We showed the Patreon data dump, which we first saw posted on Mega.NZ this morning, to Erik Cabetas of Include Security. He looked at the ‘patredump.tar.gz’ file circulating today and gave us a few insights on it. Ars Technica made the first report on the dump.
“Looks like this Vince guy might be a hacker who got lucky,” Mr. Cabetas wrote in an email. “He’s bragging publicly and has left enough of a public trace he’ll likely get caught unlike the AshleyMadison hackers.” The Observer previously reported on what appears to be known about the hacker so far.
There’s much more data in the hack than was first realized. Users passwords may be safe, but a lot of other information will be in the open.
Mr. Cabetas indicated the following sorts of data points will soon be viewable as unpacked data makes it into the wild:
- Messages. Here’s hoping no one said anything too mean or two sweet inside Patreon messages, because that’s all live now.
- Everyone who backed each creator on the site. So, for example, we may see people feeling stunned/betrayed/horrified about who is supporting which creators.
- DMCA takedowns. Patreon is logging these in their database, so anyone trying to score Patreon dollars for posting other people’s IP will be exposed. Or, perhaps, the people paying them to do so will turn out to be more significant.
- Amounts of money. How much creators were earning in a given month will come out.
- Shipping addresses. A doxers dream, sadly.
- Encrypted tax forms. Mr. Cabetas could not find a key for it, however.
- “user_location” table. What could that be if there’s already a shipping address table?
With only an hour’s worth of analysis, Mr. Cabetas wasn’t able to go too deep, but he pointed to the metadata on the .tar.gz file that might indicate a name.
$ tar tfvz patredump.tar.gz
-rw-r–r– lain/lain 17992 2015-09-28 12:08 patreon
-rw-r–r– lain/lain 14800584447 2015-09-28 06:46 patreon.sql
-rw-r–r– lain/lain 126460372 2015-09-28 12:10 patreon.tar.gz
-rw-r–r– lain/lain 1049 2015-09-28 12:17 README
He said that “lain” shown there could be a clue to the user’s true name or another handle he or she uses, because, as he explained, “When you create a .tar file, it takes the user name that you are logged into your computer as and it embeds that into the metadata of the .tar file.” The attacker may or may not have been aware of this.

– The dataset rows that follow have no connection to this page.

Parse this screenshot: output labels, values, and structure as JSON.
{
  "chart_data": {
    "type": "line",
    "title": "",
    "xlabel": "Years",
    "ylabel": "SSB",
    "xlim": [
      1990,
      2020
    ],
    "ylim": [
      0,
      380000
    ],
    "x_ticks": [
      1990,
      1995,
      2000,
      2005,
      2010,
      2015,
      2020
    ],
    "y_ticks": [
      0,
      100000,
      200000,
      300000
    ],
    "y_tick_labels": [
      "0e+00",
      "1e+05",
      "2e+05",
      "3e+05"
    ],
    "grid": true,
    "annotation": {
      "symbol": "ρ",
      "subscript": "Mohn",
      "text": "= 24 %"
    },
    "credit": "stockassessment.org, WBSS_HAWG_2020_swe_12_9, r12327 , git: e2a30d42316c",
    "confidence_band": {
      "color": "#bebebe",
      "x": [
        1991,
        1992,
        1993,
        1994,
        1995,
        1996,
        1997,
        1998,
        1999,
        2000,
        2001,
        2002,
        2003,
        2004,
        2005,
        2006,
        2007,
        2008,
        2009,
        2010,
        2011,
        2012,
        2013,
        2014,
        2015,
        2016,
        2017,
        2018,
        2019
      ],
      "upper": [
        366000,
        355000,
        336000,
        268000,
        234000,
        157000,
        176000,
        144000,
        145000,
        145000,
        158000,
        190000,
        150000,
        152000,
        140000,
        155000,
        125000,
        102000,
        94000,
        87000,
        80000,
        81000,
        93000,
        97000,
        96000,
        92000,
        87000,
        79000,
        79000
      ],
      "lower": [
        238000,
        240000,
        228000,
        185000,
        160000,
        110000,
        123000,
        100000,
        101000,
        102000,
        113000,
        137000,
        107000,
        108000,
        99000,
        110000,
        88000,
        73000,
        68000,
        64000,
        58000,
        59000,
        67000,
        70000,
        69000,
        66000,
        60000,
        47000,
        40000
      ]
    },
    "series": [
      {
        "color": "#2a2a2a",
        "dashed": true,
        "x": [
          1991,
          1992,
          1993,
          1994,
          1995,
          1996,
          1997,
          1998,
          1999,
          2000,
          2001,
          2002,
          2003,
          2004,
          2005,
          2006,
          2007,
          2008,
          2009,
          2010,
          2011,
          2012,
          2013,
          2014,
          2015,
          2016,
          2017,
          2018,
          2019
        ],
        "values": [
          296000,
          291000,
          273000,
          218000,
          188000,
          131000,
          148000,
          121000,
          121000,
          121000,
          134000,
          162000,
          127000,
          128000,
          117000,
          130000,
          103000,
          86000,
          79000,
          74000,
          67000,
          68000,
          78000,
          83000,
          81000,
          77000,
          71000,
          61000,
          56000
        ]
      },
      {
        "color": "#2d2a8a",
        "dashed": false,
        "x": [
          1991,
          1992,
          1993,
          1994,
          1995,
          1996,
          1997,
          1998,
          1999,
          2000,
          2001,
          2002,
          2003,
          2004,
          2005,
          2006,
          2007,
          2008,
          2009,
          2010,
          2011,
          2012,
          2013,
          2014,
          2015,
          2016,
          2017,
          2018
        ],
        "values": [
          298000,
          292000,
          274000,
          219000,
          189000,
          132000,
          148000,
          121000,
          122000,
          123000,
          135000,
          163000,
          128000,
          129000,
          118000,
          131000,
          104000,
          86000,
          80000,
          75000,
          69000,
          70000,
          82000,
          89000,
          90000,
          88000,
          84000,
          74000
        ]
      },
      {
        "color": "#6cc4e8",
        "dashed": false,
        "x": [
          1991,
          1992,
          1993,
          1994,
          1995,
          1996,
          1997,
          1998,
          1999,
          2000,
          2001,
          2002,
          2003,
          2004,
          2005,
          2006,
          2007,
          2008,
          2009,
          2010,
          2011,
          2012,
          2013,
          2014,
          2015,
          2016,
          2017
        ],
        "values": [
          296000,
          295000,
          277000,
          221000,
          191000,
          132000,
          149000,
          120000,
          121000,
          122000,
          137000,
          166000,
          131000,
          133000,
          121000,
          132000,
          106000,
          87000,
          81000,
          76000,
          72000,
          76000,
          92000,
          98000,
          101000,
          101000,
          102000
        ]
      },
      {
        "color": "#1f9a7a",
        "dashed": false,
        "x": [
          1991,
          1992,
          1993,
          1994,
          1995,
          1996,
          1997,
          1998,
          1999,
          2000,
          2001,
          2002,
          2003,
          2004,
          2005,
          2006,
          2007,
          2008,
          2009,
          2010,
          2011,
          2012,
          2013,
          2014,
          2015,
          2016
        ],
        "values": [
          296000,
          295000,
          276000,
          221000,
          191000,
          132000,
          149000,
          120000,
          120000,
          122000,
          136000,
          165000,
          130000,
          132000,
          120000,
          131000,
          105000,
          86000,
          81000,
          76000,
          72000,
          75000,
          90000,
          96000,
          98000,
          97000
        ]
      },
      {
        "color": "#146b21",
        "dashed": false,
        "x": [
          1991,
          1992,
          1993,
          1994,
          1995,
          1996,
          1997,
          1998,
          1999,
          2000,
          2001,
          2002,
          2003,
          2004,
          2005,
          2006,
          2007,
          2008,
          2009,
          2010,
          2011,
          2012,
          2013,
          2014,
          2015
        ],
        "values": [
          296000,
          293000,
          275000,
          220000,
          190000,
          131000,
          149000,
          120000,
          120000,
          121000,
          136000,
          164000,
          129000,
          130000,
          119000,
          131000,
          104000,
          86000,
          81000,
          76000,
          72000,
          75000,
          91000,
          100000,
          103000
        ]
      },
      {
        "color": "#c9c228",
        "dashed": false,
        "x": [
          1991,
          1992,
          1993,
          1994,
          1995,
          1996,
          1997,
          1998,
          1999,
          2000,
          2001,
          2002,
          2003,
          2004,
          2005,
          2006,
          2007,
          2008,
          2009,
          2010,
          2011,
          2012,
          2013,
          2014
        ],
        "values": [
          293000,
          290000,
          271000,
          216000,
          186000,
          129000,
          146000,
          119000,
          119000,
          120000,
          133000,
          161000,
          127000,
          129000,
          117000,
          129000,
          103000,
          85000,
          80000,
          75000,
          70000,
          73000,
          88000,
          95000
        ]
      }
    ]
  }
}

Mr. Cabetas said that all Patreon’s OAuth access tokens and other login token tables should be completely wiped so that everyone has to login and reset their passwords entirely, immediately, based on what he’s seen.
UPDATE: Further analysis, Mr. Cabetas, showed the config files described in a previous version of the story to additional Include Security staff. The team found the third party keys to be “sandbox keys” rather than live keys, so hackers should not have been able to access those services as Patreon, as previously descirbed. October 2, 2015 12:37 PM.